His mother, Beverley, said: "Apparently they are fine and are being well-looked after but are most of all frustrated. They didn't know they had strayed over this imaginary line."
The 60-foot Volvo racing yacht is owned by Sail Bahrain and backed by Team Pindar, a British racing team, which Monday confirmed the incident.
The Foreign Office said it had had some "limited indirect contact" with the five but could not say where they were being held or if they were in prison.
Foreign Secretary David Miliband said British officials immediately contacted the Iranian authorities in London and in Tehran both to seek clarification and to try and resolve the matter swiftly.
"Our ambassador in Tehran has raised the issue with the Iranian Foreign Ministry and we have discussed the matter with the Iranian embassy in London," he said.

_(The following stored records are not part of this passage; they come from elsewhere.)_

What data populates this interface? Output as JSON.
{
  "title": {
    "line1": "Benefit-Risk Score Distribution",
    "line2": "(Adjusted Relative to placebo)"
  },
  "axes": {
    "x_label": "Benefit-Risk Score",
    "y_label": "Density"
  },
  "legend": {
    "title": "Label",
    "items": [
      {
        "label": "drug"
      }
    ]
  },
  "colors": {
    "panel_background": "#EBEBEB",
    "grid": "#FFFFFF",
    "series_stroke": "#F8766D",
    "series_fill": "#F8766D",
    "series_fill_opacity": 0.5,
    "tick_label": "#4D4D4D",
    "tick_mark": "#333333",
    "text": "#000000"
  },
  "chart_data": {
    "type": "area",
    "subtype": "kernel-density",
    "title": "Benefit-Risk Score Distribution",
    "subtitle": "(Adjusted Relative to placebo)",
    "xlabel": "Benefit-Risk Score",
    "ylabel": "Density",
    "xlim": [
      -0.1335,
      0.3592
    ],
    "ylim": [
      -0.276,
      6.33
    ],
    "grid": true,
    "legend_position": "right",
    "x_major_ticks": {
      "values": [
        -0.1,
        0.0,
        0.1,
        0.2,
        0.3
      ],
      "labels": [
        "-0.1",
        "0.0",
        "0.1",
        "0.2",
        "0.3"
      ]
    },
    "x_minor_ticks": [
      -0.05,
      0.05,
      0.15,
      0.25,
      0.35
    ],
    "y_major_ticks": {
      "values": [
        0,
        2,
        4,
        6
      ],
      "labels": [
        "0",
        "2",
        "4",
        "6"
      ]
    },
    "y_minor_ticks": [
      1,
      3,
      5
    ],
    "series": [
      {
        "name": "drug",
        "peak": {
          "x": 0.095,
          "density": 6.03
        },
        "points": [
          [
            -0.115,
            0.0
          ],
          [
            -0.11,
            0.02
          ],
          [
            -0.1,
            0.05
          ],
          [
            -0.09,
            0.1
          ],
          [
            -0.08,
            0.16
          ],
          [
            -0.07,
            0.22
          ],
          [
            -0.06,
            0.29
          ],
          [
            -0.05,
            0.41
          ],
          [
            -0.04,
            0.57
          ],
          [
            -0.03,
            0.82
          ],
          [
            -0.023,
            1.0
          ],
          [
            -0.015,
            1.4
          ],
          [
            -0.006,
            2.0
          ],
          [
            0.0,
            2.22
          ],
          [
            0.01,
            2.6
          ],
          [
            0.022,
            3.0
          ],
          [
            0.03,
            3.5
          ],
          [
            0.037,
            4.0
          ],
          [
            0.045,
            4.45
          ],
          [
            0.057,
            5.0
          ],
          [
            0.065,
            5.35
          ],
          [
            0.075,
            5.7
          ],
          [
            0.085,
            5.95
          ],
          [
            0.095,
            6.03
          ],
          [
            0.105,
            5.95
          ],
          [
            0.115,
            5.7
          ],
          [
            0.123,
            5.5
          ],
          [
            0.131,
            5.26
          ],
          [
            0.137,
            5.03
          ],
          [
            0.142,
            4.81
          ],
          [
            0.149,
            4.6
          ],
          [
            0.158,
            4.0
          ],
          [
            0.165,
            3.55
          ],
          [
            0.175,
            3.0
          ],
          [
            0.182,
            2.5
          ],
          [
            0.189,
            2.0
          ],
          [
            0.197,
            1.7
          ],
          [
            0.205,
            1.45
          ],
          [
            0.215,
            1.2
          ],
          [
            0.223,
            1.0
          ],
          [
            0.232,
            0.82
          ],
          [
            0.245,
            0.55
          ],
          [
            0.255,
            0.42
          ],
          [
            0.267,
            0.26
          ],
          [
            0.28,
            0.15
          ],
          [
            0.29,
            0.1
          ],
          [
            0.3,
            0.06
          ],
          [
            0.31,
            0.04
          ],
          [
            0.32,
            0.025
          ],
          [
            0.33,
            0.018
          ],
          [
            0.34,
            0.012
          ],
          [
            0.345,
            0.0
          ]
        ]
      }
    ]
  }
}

"I hope this issue will soon be resolved. We will remain in close touch with the Iranian authorities, as well as the families."
Miliband is also trying to set up a phone call with his Iranian counterpart, Manouchehr Mottaki, the Foreign Office said.
In the 2007 incident, eight sailors and seven marines were captured on March 23. Britain insisted they were in Iraqi territorial waters, while Tehran said they were in Iranian waters.
Britain pursued quiet diplomacy for the first few days, but after then foreign minister Margaret Beckett hit a dead end in talks with Mottaki, London's patience snapped.
During the 13 days they were held, the 14 men and one woman were not mistreated but were paraded on Iranian television, sparking anger from Britain and other Western governments.
That standoff damaged already fragile ties between Tehran and the West frayed by Iran's controversial nuclear programme, and had sent jitters through world oil and financial markets.
Previous incidents involving foreigners being seized by Iranian authorities include in November 2005 when Frenchman Stephane Lherbier and German Donald Klein were arrested for entering Iranian territorial waters in a fishing boat, and were each sentenced to 18 months in jail.
The two men said they had been misled by Emirati maps showing the waters as belonging to the UAE. Both were freed after serving 14 months.
And in March 2006, two Swedish nationals, Stefan Johanssen and Jari Hjortmar, were arrested for taking pictures of military installations on Iran's southern island of Qeshm and sentenced to two years in prison. They were released after a year behind bars.